Paul-François Fournier - Nous ne renions pas la réflexion que nous avons menée il y a quatre ans sur l’innovation étendue, au-delà de la seule technologie, mais la vague d’innovation digitale liée aux smartphones se tarit, ce qui ouvre de nouveaux espaces. Nous sommes convaincus qu’un mouvement profond est enclenché. L’innovation va reprendre sa source dans la technologie. Comme le dit Nicolas Dufourcq [le directeur général de Bpifrance, ndlr], on passe du monde de Zuckerberg à celui de Musk. Cependant, il ne s’agit pas d’opposer les deux facettes de l’innovation. La deep tech aura aussi besoin d’innovation non technologique pour trouver son marché, ses usages, son business model...
Quels sont les objectifs de votre plan Deep tech ?
Nous voulons multiplier le nombre de start-up deep tech, faire en sorte qu’elles grossissent en étant financées par le capital-risque et que les grands groupes puissent s’appuyer sur cet écosystème, via des rachats notamment. Avec le numérique, l’innovation s’est déplacée vers ces petites structures et continue de le faire. Et comme dans le numérique, le succès des start-up représente une opportunité formidable pour les entreprises et les filières traditionnelles. Le rachat de Netatmo par Legrand en est une illustration.
Qu’est-ce que la deep tech selon Bpifrance ?
Notre référentiel Deep tech Génération établit quatre grands critères : il s’agit de technologies issues de la recherche scientifique, elles présentent des barrières à l’entrée – des verrous technologiques –, elles constituent un avantage différenciateur fort et leur mise sur le marché est longue et complexe. Mener des travaux de recherche jusqu’à un produit commercialisé prend beaucoup plus de temps et d’argent que pour un service numérique. C’est pourquoi nous lançons ce plan avec un fort soutien financier de l’État.
Comment allez-vous soutenir la création de start-up ?
Il s’agit d’abord d’aider à ce que les technologies de laboratoire nourrissent des projets entrepreneuriaux. Nous allons renforcer les incubateurs ciblés sur les innovations de rupture en y injectant 150 millions d’euros en trois ans. Nous avons enfin signé le 21 janvier un partenariat avec l’Agence nationale de la recherche pour intensifier nos échanges et mieux nous coordonner. Nous évaluons à 200 à 250 le nombre de start-up deep tech créées par an. Notre ambition est de doubler ce chiffre d’ici à quatre ans.
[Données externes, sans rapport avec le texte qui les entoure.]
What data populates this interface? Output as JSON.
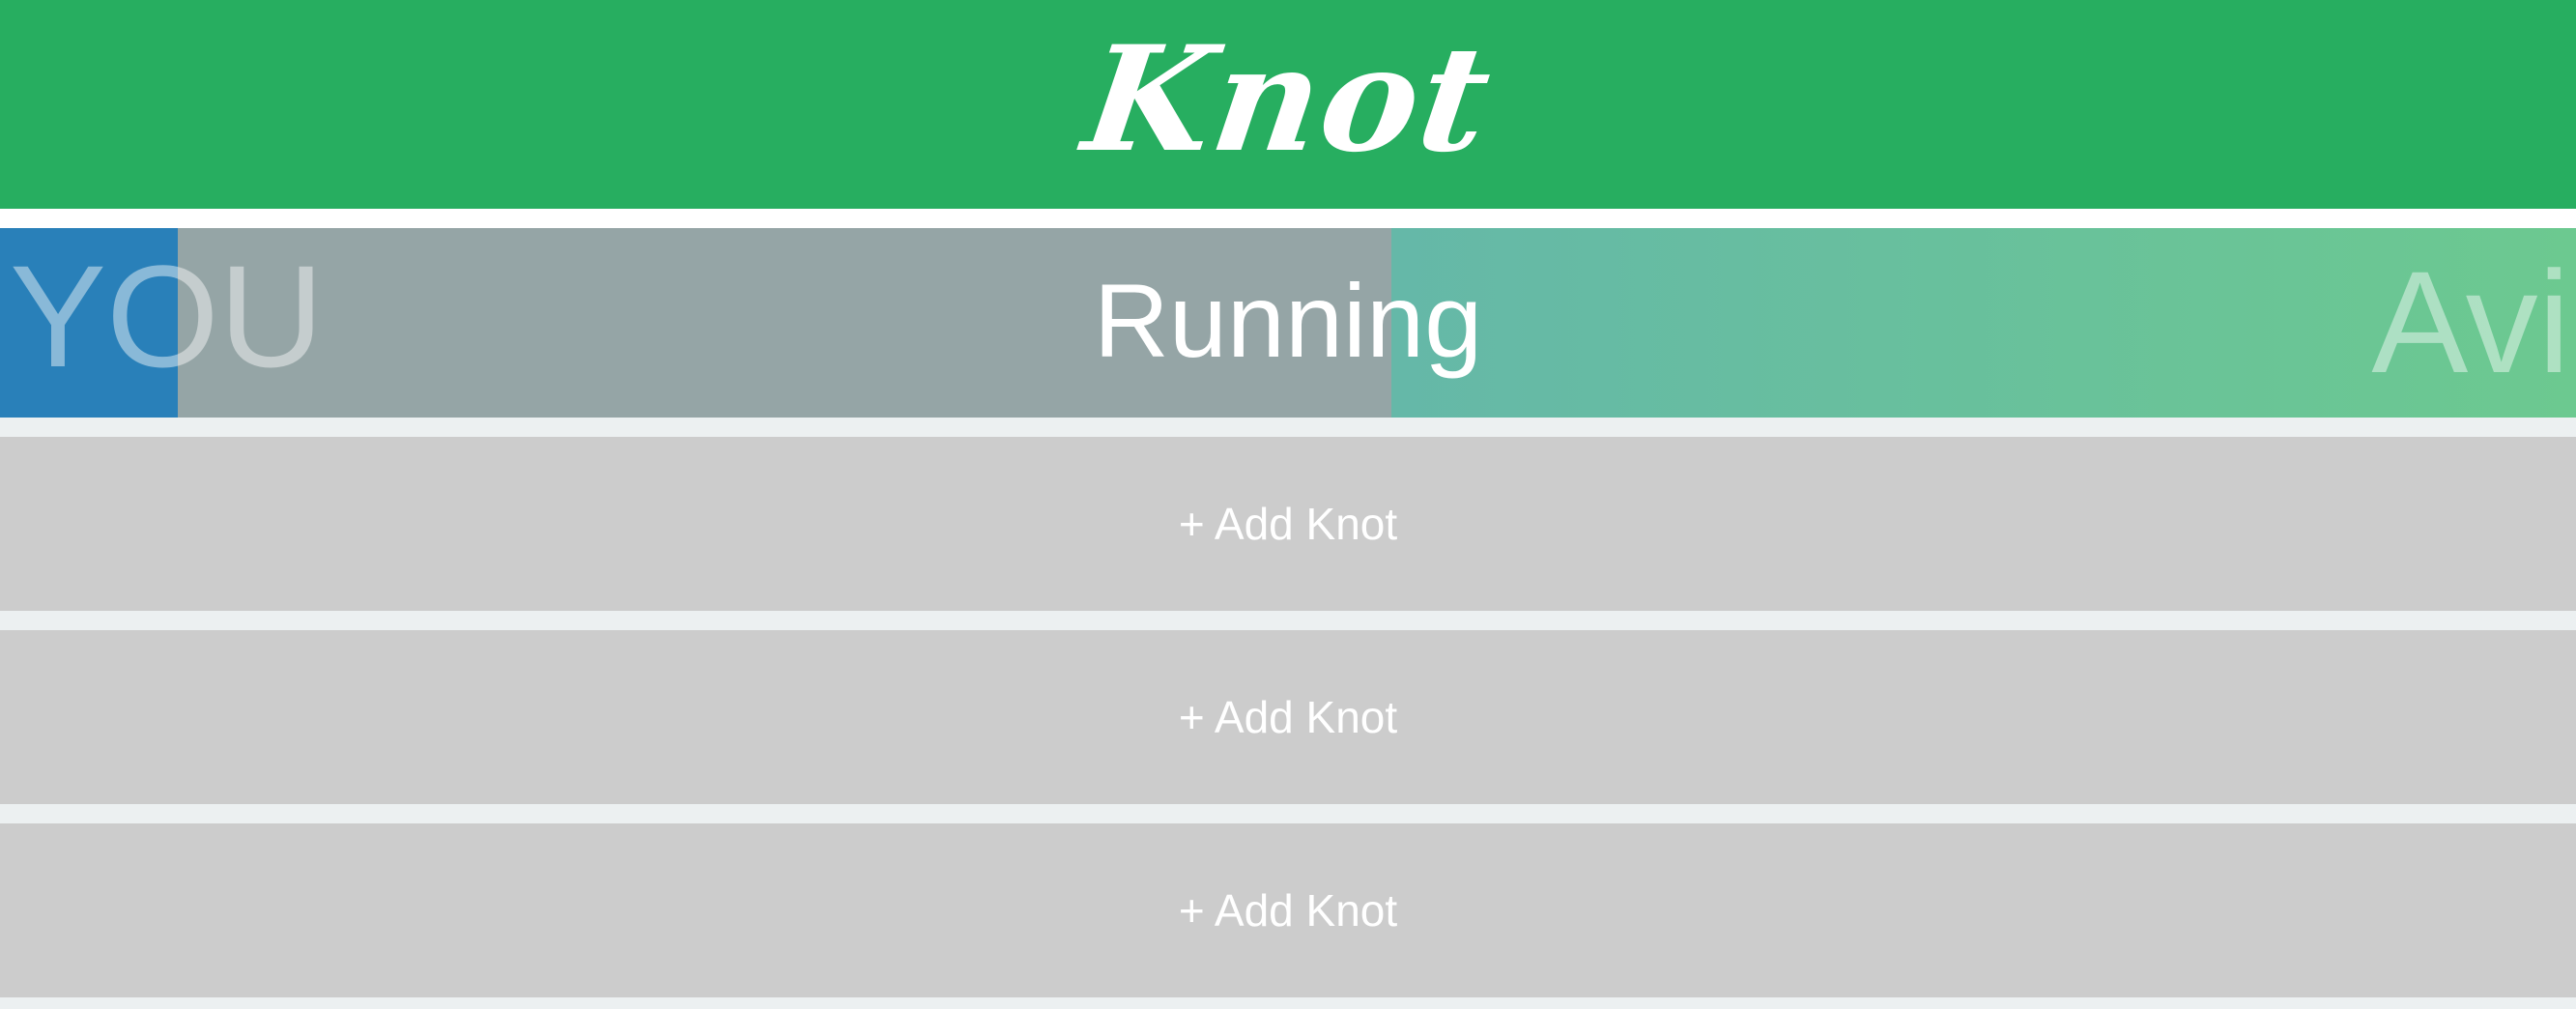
{
  "header": {
    "logo_text": "Knot",
    "color": "#27ae60"
  },
  "progress": {
    "you_label": "YOU",
    "activity_label": "Running",
    "other_label": "Avi",
    "you_fraction": 0.069,
    "other_fraction": 0.46,
    "colors": {
      "you": "#2980b9",
      "track": "#95a5a6",
      "other": "#6cc990"
    }
  },
  "slots": [
    {
      "label": "+ Add Knot"
    },
    {
      "label": "+ Add Knot"
    },
    {
      "label": "+ Add Knot"
    }
  ]
}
Après la création, vient le financement...
Nous financerons ces start-up en sortie de laboratoire avec une enveloppe de 800 millions d’euros sur cinq ans, pour moitié issus du Fonds pour l’innovation de rupture et pour moitié du fonds French tech seed, venant du Programme d’investissements d’avenir. Ensuite, pour les aider à grossir, nous investirons sur cinq ans 1 milliard d’euros dans des fonds et 300 millions en direct dans des start-up. Avec les effets de levier, ce sont au total 5 milliards d’euros qui devraient être déversés dans le capital-risque ciblé sur la deep tech. C’est un montant conséquent, qui permettra d’adapter l’écosystème du capital-risque. Il y a besoin d’une expertise technologique plus forte, de proximité avec les laboratoires, de fonds plus sectoriels, mais aussi de fonds plus gros, capables de prendre des tickets de 100 ou 200 millions d’euros.
En quoi la France a-t-elle une carte à jouer avec la deep tech ?
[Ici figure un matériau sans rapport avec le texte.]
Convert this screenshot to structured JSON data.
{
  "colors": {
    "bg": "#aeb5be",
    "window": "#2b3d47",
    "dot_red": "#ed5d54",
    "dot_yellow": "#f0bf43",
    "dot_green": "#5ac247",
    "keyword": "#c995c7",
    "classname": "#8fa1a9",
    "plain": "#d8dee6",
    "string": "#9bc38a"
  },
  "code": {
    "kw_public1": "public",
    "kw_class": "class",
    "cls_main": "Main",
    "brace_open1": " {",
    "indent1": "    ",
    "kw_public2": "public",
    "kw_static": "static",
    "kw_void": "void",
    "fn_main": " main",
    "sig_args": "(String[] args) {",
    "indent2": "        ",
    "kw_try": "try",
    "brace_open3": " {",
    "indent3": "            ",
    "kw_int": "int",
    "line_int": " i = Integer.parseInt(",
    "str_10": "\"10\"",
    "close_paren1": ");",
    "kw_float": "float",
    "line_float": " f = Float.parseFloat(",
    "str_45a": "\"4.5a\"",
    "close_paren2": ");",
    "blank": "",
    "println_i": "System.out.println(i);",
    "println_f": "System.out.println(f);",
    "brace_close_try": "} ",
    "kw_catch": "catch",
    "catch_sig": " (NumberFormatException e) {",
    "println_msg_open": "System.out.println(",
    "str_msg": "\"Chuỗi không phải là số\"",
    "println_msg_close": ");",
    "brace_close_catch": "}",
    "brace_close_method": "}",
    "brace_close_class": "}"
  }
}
Ce mouvement est une chance pour la France. Nous disposons d’une recherche scientifique de pointe et notre écosystème d’entrepreneuriat et de financement est en plein essor. Si l’on arrive à réunir les deux, ce qui est le but de notre plan, la France peut réaliser de grandes avancées. Nous ne sommes pas les seuls à le penser. Selon une étude récente du cabinet Wavestone, les investisseurs placent la France en tête sur la deep tech, devant les États-Unis et le Royaume-Uni.
Trois grands axes d’action
Stimuler Bpifrance va aider à l’émergence de start-up via les sociétés d’accélération du transfert de technologies et en renforçant les incubateurs (150 millions d’euros sur trois ans).
Amorcer 800 millions d’euros sur cinq ans seront investis dans de nouvelles start-up, via des subventions, des avances remboursables et des obligations.
Déployer 1,3 milliard d’euros sera injecté dans le capital-risque français pour générer 5 milliards d’investissements et faire croître les start-up.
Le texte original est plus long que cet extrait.